195無いから尚のこと

 製造業では、ブランドやビジネスモデルだけで高利益率を実現するのは難しい。同じようなものを同じぐらいの価格で売っていても各社で利益率が異なるのは、生産性を考慮した設計(DFM:Design for Manufacturing)や購買・調達なども含めた生産技術力に差があるからだ。実際、ファブレスで知られていても生産技術を重視している企業は少なくない。ファブレスだから利益率が高いのではなく、生産技術力が高いから利益率も高いのだ。

 その代表格といえるのが米アップル(Apple)である。同社は「iPhone」や「MacBook」を自社で生産していないが、その生産に使う加工技術や設備に関しては綿密に自社で管理している。少し前の分析だが、製造業の設計革新や原価管理に詳しいプリベクト代表取締役の北山一真氏は、アップルについて、「利益の源泉となる固定費部分だけを管理し、変動費部分は外注している」と指摘する。そして、固定費部分に当たる加工設備や金型などに積極的に投資し、高利益率を実現しているのである。

 以上、日経クロステック 記者の眼 2020.02.10 より

 この記事を読んで、機械設計にも同じことが言えると思います。

 以前は、生産技術の自動化設備の設計部門では、世の中に1つしかない設備を、ねじ、歯車、ばねといった機械要素設計から機構、構造を設計し、それを制御するためのリレー回路やシーケンサープログラムの設計をしていました。

 時代と伴に機械要素は購入品へ、回路要素もパワーユニット、サーボユニットなど購入品で賄えるようになりました。さらに最近では、1軸タイプのロボットを購入し組み合わせることで、組立設備の大半ができてしまいます。設計らしい設計はワーク、パーツを把持する部分ぐらいです。おかげで、短期間に設備を提供できるようになりました。

 一方、「ロボットユニットを購入するからロボット設計はもうやらなくてもいい」、という考えを持つ人もいますが、これは間違っています。購入品を使用するからこそ逆に、ロボット設計ができないといけないと思います。

 市販のロボットユニットは標準化されています。サイズ、出力が段階的に用意されています。決して、無段階に選択できるものではありません。設計者は設備がちゃんと動作しないといけないので、少々出力が大きいものを選択したくなります。これを始めると大変なことになります。

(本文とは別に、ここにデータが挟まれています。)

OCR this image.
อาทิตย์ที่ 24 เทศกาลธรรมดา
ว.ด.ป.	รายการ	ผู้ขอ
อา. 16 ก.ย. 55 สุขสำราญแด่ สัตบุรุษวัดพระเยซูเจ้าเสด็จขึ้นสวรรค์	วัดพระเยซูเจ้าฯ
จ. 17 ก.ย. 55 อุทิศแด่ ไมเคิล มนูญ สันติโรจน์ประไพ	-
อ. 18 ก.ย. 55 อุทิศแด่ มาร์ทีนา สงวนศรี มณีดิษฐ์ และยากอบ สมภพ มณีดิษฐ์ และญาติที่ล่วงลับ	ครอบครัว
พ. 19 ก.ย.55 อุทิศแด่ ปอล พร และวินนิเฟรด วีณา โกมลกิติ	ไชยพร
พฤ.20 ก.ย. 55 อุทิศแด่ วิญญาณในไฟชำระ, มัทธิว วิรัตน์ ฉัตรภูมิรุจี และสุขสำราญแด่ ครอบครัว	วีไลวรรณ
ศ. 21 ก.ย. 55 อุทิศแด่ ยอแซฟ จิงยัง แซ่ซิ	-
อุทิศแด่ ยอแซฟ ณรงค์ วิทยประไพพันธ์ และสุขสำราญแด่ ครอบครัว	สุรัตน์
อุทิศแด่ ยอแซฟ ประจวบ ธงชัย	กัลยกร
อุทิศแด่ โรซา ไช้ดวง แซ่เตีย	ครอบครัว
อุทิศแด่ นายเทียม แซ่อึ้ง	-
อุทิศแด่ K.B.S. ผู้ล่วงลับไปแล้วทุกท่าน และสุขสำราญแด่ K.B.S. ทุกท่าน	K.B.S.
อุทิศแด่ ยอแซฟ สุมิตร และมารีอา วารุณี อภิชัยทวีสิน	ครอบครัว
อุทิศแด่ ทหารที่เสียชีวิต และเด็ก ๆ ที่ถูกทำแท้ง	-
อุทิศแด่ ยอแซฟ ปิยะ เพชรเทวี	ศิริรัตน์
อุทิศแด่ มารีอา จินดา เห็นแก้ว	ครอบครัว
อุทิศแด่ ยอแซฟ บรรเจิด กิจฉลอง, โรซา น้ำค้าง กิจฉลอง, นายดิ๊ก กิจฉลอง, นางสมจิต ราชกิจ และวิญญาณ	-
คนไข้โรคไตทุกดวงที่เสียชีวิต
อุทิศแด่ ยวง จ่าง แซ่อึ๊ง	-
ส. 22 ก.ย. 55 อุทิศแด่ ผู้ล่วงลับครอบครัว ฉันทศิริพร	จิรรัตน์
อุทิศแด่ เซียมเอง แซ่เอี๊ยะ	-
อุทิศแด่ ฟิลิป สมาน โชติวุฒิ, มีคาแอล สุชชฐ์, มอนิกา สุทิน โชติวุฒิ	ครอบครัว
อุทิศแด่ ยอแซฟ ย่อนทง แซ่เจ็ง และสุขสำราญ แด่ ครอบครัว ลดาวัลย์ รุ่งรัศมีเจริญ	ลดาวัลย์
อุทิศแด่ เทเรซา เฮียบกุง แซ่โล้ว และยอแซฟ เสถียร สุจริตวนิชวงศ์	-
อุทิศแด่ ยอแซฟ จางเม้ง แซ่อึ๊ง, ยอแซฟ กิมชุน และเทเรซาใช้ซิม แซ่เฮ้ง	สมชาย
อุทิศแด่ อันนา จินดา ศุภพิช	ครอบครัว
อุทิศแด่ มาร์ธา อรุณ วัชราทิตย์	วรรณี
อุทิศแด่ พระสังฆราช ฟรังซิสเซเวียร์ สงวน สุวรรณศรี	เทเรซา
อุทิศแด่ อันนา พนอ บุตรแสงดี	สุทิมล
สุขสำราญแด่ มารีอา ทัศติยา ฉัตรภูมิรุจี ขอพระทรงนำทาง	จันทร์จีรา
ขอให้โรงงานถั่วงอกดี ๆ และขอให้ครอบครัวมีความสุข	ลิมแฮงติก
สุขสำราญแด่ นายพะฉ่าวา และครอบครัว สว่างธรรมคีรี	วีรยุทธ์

 直動型、回転型の1軸ロボットを6台組み合わせれば、6自由度のロボットになります。ロボットを設計する時、最初にどのくらいの質量のパーツをどのくらいの加速で動かす必要があるかを決めます。ロボット先端の軸にちょっと余裕を持たせ、出力の高い1回り大きいユニットを選択すると、次の軸はパーツ+先端軸の質量を考えて選択します。やはり余裕をもって少々出力の高い1回り大きい・・・・・以上を6回繰り返すとぜい肉だらけのロボットになってしまいます。

 購入品を使う場合においても、ちゃんと設計することが求められ、購入品に適合するものがなければ、購入品を改造したり、やはり自分で設計したりする必要があります。それが、他社と差別化をする生産技術です。

 「工場が無いから尚のこと生産技術を重視する。機械設計をしないから尚のこと機械設計を重視する。」無いから尚のこと重要な事柄は沢山あると思います。